Author: Sanjay Mishra
Contributor: David P Smith (ServiceU)
Technical Reviewers: Charles (Curt) Mathews, James Podgorski, Eric Kang, Prem Mehra, Min He
It is common to have more than one SQL Server Failover Cluster Instance (FCI) within a single Windows Server Failover Cluster (WSFC). It is also fairly common that not all nodes in the WSFC are the possible owners of all the FCIs within that WSFC. One such scenario is when you have a FCI + AG solution (AlwaysOn Architecture Guide: Building a High Availability and Disaster Recovery Solution by Using Failover Cluster Instances and Availability Groups), where multiple FCIs reside within a single WSFC, and an availability group is created across the FCIs, as shown in the Figure 1 below:
Figure 1: An FCI+AG solution across two data centers (FCI being used for HA and AG being used for DR)
In this deployment,
High level steps to build such a solution are:
After building the primary site failover cluster instance (Step 1 above, shown in Figure 2 below), you will see the possible owners of the resources for the failover cluster instance resource group SMFCI601\SM_FCI_601 as shown in the Figure 3.
Figure 2: Topology after Completing Step 1 (2-node FCI created at the primary data center)
Figure 3: Possible owners of the FCI network name resource after Completing Step 1 (2-node FCI created at the primary data center)
This is correct, and as expected.
During Step 2, the two nodes from the DR site (R900-03 and R900-04) are first added to the WSFC (Figure 4). Once these two nodes are added to the WSFC, you will see that the newly added nodes have been unexpectedly added as possible owners (Figure 5) for all the resources of the previously existing FCI (SMFCI601\SM_FCI_601).
Figure 4: Two nodes from the DR site added to the WSFC
Figure 5: Possible owners list of the FCI network name resource of the primary FCI, after adding two nodes from the DR site to the WSFC
This is neither intended nor desired. R900-03 and R900-04 can never be the possible owners of any resources of SMFCI601\SM_FCI_601. So, why does this happen? It is the way SQL Server FCI setup works with Windows clustering. When a node is added to the WSFC, the node is added as a possible owner for all existing FCIs. This works well in some scenarios, but doesn’t work well in the scenario we are discussing in this article.
The possible owners list must be manually modified each time you add a node to the WSFC. Figure 6 shows corrected possible owners list for one resource (the FCI network name on the primary).
Figure 6: Possible owners list of the FCI network name resource of the primary FCI, after manually correcting the list
Repeat this for all resources (other than disks, the disk resources don’t demonstrate this behavior), such as:
And repeat this for each FCI in your topology. Note that the possible owners list for the resources in each FCI will differ from other FCIs.

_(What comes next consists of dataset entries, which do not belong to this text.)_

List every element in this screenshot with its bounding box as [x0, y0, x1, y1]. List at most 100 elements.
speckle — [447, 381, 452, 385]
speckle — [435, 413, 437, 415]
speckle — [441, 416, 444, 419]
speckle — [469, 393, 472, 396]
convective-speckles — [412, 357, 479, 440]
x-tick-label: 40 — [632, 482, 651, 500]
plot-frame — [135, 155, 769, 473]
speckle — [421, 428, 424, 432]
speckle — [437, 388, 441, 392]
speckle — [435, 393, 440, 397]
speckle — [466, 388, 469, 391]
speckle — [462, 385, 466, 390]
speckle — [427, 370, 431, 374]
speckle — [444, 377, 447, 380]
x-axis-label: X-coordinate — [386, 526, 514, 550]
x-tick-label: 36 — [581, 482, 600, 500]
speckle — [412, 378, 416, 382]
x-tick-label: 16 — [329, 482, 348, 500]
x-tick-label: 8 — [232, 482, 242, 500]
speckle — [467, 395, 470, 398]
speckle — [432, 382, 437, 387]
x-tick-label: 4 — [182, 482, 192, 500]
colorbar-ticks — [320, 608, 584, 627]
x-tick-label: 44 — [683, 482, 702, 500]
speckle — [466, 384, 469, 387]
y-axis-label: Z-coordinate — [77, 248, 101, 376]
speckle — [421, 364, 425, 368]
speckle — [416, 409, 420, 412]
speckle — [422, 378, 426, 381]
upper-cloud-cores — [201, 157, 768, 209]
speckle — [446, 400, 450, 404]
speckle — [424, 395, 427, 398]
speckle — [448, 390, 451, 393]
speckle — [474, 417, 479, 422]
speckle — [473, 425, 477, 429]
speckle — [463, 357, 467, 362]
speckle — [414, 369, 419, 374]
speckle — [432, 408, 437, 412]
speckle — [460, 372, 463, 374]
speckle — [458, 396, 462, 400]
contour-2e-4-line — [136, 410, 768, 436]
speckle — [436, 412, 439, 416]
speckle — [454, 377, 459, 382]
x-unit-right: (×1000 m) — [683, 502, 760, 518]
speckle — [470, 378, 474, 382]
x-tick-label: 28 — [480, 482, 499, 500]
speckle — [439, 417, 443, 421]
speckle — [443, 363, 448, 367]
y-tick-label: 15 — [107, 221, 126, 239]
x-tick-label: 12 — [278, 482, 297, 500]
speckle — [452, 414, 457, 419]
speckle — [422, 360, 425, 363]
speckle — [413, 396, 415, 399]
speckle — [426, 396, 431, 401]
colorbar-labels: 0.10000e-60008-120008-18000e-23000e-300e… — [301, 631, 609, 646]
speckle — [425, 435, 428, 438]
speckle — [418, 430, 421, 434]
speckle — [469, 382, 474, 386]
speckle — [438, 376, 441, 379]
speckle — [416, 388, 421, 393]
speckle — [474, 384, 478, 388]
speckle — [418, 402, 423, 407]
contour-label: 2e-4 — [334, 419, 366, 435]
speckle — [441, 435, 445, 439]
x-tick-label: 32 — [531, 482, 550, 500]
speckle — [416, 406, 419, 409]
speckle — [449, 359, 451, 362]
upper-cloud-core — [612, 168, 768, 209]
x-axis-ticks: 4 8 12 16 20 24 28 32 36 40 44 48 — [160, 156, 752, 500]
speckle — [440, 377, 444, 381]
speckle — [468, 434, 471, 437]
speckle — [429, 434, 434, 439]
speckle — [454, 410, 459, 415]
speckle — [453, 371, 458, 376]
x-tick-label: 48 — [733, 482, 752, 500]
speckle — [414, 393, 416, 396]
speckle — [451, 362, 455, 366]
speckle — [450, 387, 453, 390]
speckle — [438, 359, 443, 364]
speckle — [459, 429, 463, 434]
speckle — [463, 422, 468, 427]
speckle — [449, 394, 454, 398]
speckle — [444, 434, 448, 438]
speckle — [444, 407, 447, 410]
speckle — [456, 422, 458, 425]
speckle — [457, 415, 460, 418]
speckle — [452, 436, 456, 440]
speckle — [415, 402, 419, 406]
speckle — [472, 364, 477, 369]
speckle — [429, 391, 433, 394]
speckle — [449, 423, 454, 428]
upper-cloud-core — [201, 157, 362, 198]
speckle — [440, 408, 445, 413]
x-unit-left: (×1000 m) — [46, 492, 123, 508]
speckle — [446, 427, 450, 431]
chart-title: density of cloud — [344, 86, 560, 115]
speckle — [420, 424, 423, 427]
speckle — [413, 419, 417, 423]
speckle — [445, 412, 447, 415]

The possible owners list must be appropriately modified before proceeding to create the availability group across the FCIs (Step 3 listed above), otherwise AG creation will fail, because there will be overlap between the possible owners of the two instances hosting the AG replicas.

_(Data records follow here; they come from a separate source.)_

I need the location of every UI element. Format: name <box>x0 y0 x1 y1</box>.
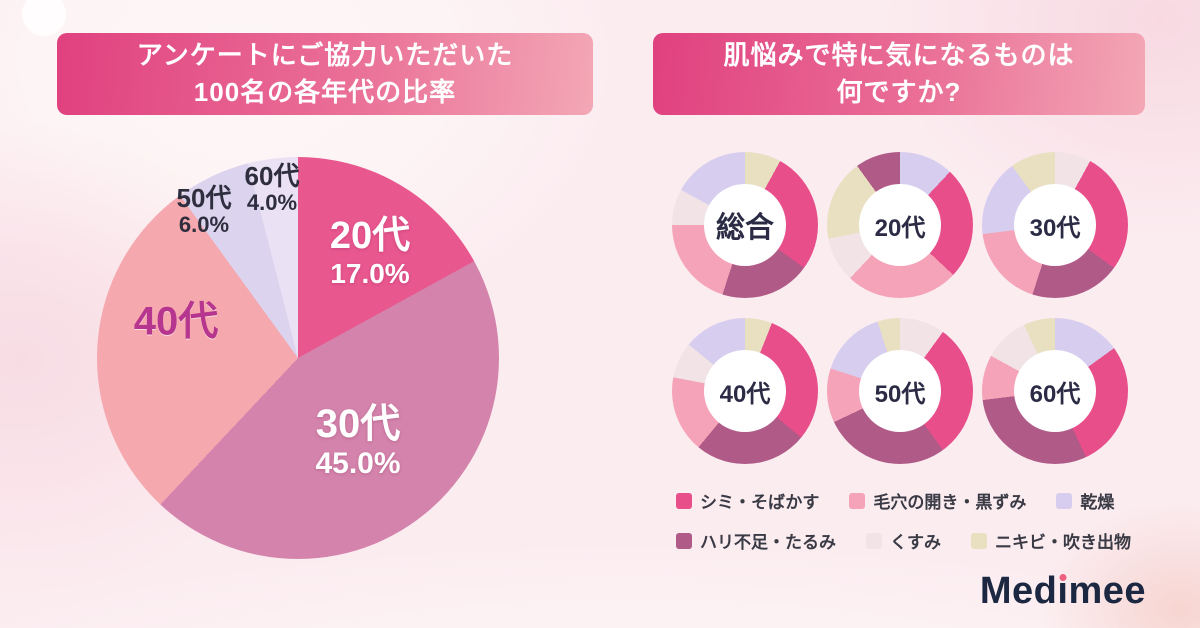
legend-swatch-acne <box>971 532 987 549</box>
skin-concern-title-line-1: 肌悩みで特に気になるものは <box>723 40 1075 71</box>
pie-label-40s: 40代 <box>134 300 219 345</box>
logo-part-1: Med <box>979 570 1058 612</box>
legend-label-dryness: 乾燥 <box>1080 493 1115 512</box>
legend-label-acne: ニキビ・吹き出物 <box>995 533 1131 552</box>
pie-label-60s-value: 4.0% <box>246 190 298 216</box>
legend-swatch-dryness <box>1056 492 1073 509</box>
age-ratio-title-line-2: 100名の各年代の比率 <box>193 77 457 107</box>
donut-chart-50s: 50代 <box>827 318 973 464</box>
medimee-logo: Med ımee <box>980 572 1146 610</box>
donut-chart-30s: 30代 <box>982 152 1128 298</box>
legend-label-sagging: ハリ不足・たるみ <box>700 533 836 552</box>
pie-label-30s-name: 30代 <box>315 401 401 446</box>
legend-item-acne: ニキビ・吹き出物 <box>971 528 1131 553</box>
legend-swatch-spots <box>676 492 692 509</box>
legend-item-dryness: 乾燥 <box>1056 488 1114 513</box>
donut-label-50s: 50代 <box>874 380 926 408</box>
pie-label-30s: 30代 45.0% <box>315 402 400 480</box>
donut-center-20s: 20代 <box>859 184 941 266</box>
donut-chart-overall: 総合 <box>672 152 818 298</box>
pie-label-40s-name: 40代 <box>133 299 219 344</box>
logo-i-dot-icon <box>1059 574 1067 581</box>
age-ratio-title-banner: アンケートにご協力いただいた 100名の各年代の比率 <box>57 33 593 115</box>
legend-label-pores: 毛穴の開き・黒ずみ <box>873 493 1027 512</box>
legend-swatch-dullness <box>866 532 882 549</box>
legend-label-dullness: くすみ <box>890 533 941 552</box>
legend-swatch-sagging <box>676 532 692 549</box>
donut-center-60s: 60代 <box>1014 350 1096 432</box>
donut-center-40s: 40代 <box>704 350 786 432</box>
donut-label-60s: 60代 <box>1029 380 1081 408</box>
donut-center-30s: 30代 <box>1014 184 1096 266</box>
logo-i-letter: ı <box>1057 572 1068 610</box>
donut-label-40s: 40代 <box>719 380 771 408</box>
donut-grid: 総合 20代 30代 40代 50代 60代 <box>672 152 1128 464</box>
donut-label-30s: 30代 <box>1029 214 1081 242</box>
legend-item-spots: シミ・そばかす <box>676 488 819 513</box>
pie-label-60s-name: 60代 <box>244 161 300 192</box>
pie-label-20s-name: 20代 <box>329 215 411 258</box>
donut-chart-40s: 40代 <box>672 318 818 464</box>
legend-label-spots: シミ・そばかす <box>700 493 820 512</box>
logo-part-3: mee <box>1068 570 1146 612</box>
skin-concern-legend: シミ・そばかす 毛穴の開き・黒ずみ 乾燥 ハリ不足・たるみ くすみ ニキビ・吹き… <box>676 488 1146 553</box>
pie-label-20s: 20代 17.0% <box>330 215 410 289</box>
legend-item-pores: 毛穴の開き・黒ずみ <box>849 488 1026 513</box>
age-pie-chart <box>97 157 499 559</box>
donut-chart-20s: 20代 <box>827 152 973 298</box>
legend-item-dullness: くすみ <box>866 528 941 553</box>
pie-label-50s-name: 50代 <box>176 183 232 214</box>
donut-label-20s: 20代 <box>874 214 926 242</box>
legend-item-sagging: ハリ不足・たるみ <box>676 528 836 553</box>
pie-label-50s-value: 6.0% <box>178 212 230 238</box>
legend-swatch-pores <box>849 492 866 509</box>
pie-label-60s: 60代 4.0% <box>245 162 300 216</box>
donut-chart-60s: 60代 <box>982 318 1128 464</box>
pie-label-20s-value: 17.0% <box>330 257 410 289</box>
donut-label-overall: 総合 <box>715 212 774 244</box>
pie-label-30s-value: 45.0% <box>315 446 401 480</box>
pie-label-50s: 50代 6.0% <box>177 184 232 238</box>
logo-part-2: ı <box>1057 570 1069 612</box>
background-dot-decoration <box>22 0 66 36</box>
skin-concern-title-line-2: 何ですか? <box>836 77 962 107</box>
donut-center-50s: 50代 <box>859 350 941 432</box>
skin-concern-title-banner: 肌悩みで特に気になるものは 何ですか? <box>653 33 1145 115</box>
age-ratio-title-line-1: アンケートにご協力いただいた <box>136 40 514 71</box>
donut-center-overall: 総合 <box>704 184 786 266</box>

This should not be confused with the possible owners list for the availability group resource. You should not alter the possible owners list for the availability group (DO NOT use Windows Failover Cluster Manager to perform Availability Group Failover).

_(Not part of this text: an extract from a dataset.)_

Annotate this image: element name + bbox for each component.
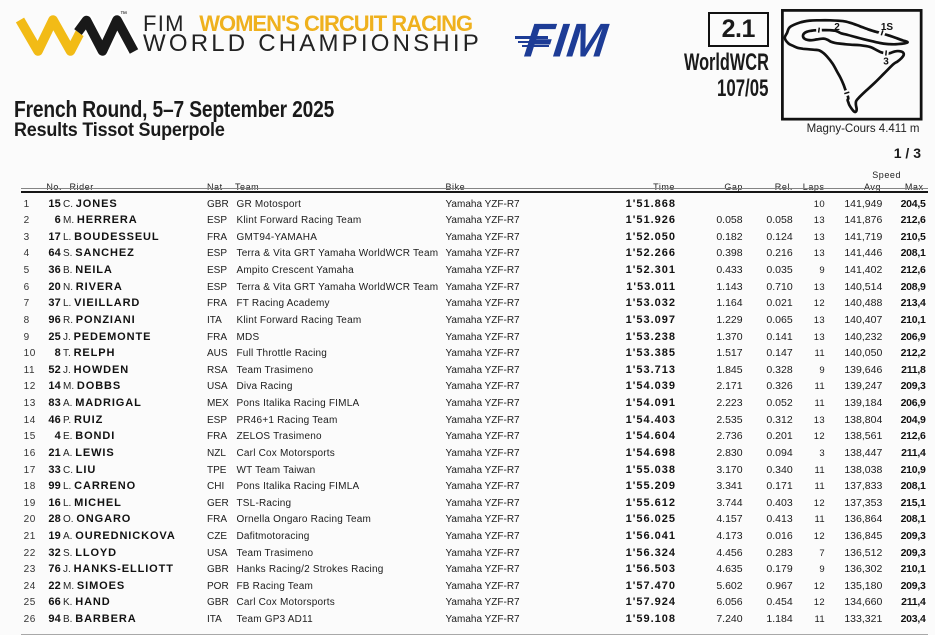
svg-text:2: 2 bbox=[834, 22, 840, 33]
svg-text:1S: 1S bbox=[881, 22, 894, 33]
svg-text:3: 3 bbox=[883, 56, 889, 67]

How should the cluster be configured with 3 nodes?
I have a pair of SQL servers in a cluster in one datacentre and only 1 server in a second datacentre which I want to take over if the primary site goes down (manual failover)
Because I have 3 nodes if I take down the network between the datacentres and then take one of the primary servers down I lose the whole cluster. I want to do 2 node + quorum in the SQL cluster and for it only to fail if a server and/or the SAN goes down.
Please refer to the two architecture guides:
My current cluster set up is like this -
Its a 5 node windows 2008 R2 failover cluster.
Node 1 has a SQL instance 1 set to failover to Node 2. Node 3 has an instance 2 set to falover only node 5.
I think i have exatcly same situation that you have mentioned. But i am not using Always On feature. My instances are all on SQL 2008 R2. Recently we added 2 new nodes to the windows cluster. Now i see that the resource group, ip address in the resource group, Disk drives, SQL Server and SQL Agent in other respurces section shows the possible owners as Node1,Node2,Node3 and Node 5. This is for instance 1. Instance 2 is good as it was installed after we added the new nodes to the windows cluster.
Should i follow the same steps by manually removing the possible owners from instance 1?